If you can relate… You’ve probably asked yourself the same question.
How do you stop yourself from suddenly feeling overwhelmed like this?
That’s what I aim to answer in today’s email.
You see Sandra got caught in three common traps that drove her to feel overwhelmed.
The first trap was ironically caused by one of her best coping strategies.
You see, at the back of her mind, Sandra was worrying about what would be waiting for her before getting back to her desk. Her coping strategy was to always pre-empt things going wrong before embarking on most situations. This way she could catch problems before they happened.
So, I asked her a question a normally ask in similar situations…
“Have you ever tried preempting things going well?”
And she replied…
“If I'm being honest, I've never really thought about it that way.”
Bringing this back to you…
In those moments when the worst-case scenario flashes before your mind. Where you envision losing your Job, you envision losing your relationship or you envision losing your home…
Do you ever try preempting things going well?
What’s my point?
Your brain can’t magically motivate you with positive visions If you never train it to consider the possibility of things going well. This is a strong foundation that forces your brain to default to the overwhelming negative possibilities all the time. It becomes a powerful negative trigger.
Moving on to the second trap…
As Sandra looked at the realms and realms of emails in her mailbox, she started feeling sorry for herself.
“It is not fair to expect her to carry such a heavy workload and still have to do all this admin work.” She thought.
But the more she thought about this, the more overwhelmed she got.
Now, why would I call this a trap?
The reality about life is that we will always come across situations that are not fair. We’ll always come across situations where people put too many expectations on us. We’ll come across situations where people take advantage of us.
If you only look at these situations as being unfair you will struggle to stop yourself from feeling overwhelmed.
Because that mindset forces your brain into an emotional alarm. Meaning that power is taken away from your frontal lobe, thereby sapping away your ability to problem-solve.
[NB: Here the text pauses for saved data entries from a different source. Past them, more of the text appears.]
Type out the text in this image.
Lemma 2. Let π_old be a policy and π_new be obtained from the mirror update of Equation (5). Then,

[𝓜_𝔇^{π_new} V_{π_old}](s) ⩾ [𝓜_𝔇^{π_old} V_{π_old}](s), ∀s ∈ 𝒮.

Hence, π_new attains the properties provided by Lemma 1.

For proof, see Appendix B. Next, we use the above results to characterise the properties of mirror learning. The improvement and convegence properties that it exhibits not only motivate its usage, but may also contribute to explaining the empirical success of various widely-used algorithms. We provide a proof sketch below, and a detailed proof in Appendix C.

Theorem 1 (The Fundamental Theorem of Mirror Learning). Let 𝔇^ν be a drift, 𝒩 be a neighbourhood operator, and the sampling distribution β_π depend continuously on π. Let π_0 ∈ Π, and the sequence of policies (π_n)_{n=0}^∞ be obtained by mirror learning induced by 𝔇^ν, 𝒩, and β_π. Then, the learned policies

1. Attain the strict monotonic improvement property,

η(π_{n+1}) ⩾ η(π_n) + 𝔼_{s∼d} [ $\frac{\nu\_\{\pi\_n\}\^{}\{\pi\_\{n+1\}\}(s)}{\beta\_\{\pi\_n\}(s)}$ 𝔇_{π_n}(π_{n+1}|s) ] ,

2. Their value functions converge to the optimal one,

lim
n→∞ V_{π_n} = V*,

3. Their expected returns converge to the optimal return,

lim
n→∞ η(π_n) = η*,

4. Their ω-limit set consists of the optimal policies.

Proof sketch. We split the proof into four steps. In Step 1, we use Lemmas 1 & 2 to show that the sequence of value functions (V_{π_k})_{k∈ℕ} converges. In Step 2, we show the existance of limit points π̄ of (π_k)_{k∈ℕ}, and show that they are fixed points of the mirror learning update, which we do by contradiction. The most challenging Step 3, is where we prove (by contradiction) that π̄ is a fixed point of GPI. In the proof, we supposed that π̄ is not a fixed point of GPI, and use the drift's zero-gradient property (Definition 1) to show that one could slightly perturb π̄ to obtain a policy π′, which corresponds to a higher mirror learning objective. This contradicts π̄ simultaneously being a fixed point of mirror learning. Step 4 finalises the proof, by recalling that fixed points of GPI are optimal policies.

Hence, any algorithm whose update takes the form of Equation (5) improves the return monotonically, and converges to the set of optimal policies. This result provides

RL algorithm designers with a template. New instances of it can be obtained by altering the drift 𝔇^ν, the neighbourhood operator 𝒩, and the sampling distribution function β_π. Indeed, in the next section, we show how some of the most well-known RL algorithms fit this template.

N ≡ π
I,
And how can you function effectively at work if you can’t problems solve properly?
The better approach would be to look at the situation, acknowledge that it feels painful and unfair. Remind yourself that this is normal to life and then plan out a strategy to help you work through the situation in order to achieve the best outcome possible.
The third trap comes off the second trap…
And this trap occurs when you start to beat yourself up for feeling overwhelmed. And then proceed to criticize yourself up for beating yourself up.
In Sandra’s situation, she felt pathetic that she was feeling sorry for herself. And this just made her way worse.
If you can relate, here’s a question…
Imagine a friend of yours, who was in the same scenario, was feeling overwhelmed?
Would you tell them that they are just being a big baby?
No, you definitely wouldn't. Because that would be like kicking a wounded horse.
Instead, you would probably say, it's natural to feel overwhelmed. This is just your body responding to a lot of work.
Saying that would make your friend feel supported. It would help her feel calm and less overwhelmed.
In a similar way, it’s a good thing to say to yourself…
It is normal to feel overwhelmed. It's just a feeling it doesn't mean I can't do the work or that I won't do the work. I don’t need to fight it or have feelings of guilt for feeling it.
When you think like this, you’d be amazed at how easily that overwhelmed feeling slips away.
That would be great, wouldn’t it?
I hope you can see how tackling these three overwhelming traps as I have described above can help you become more resilient at work… This is the key to stopping that drowning feeling when you feel overloaded.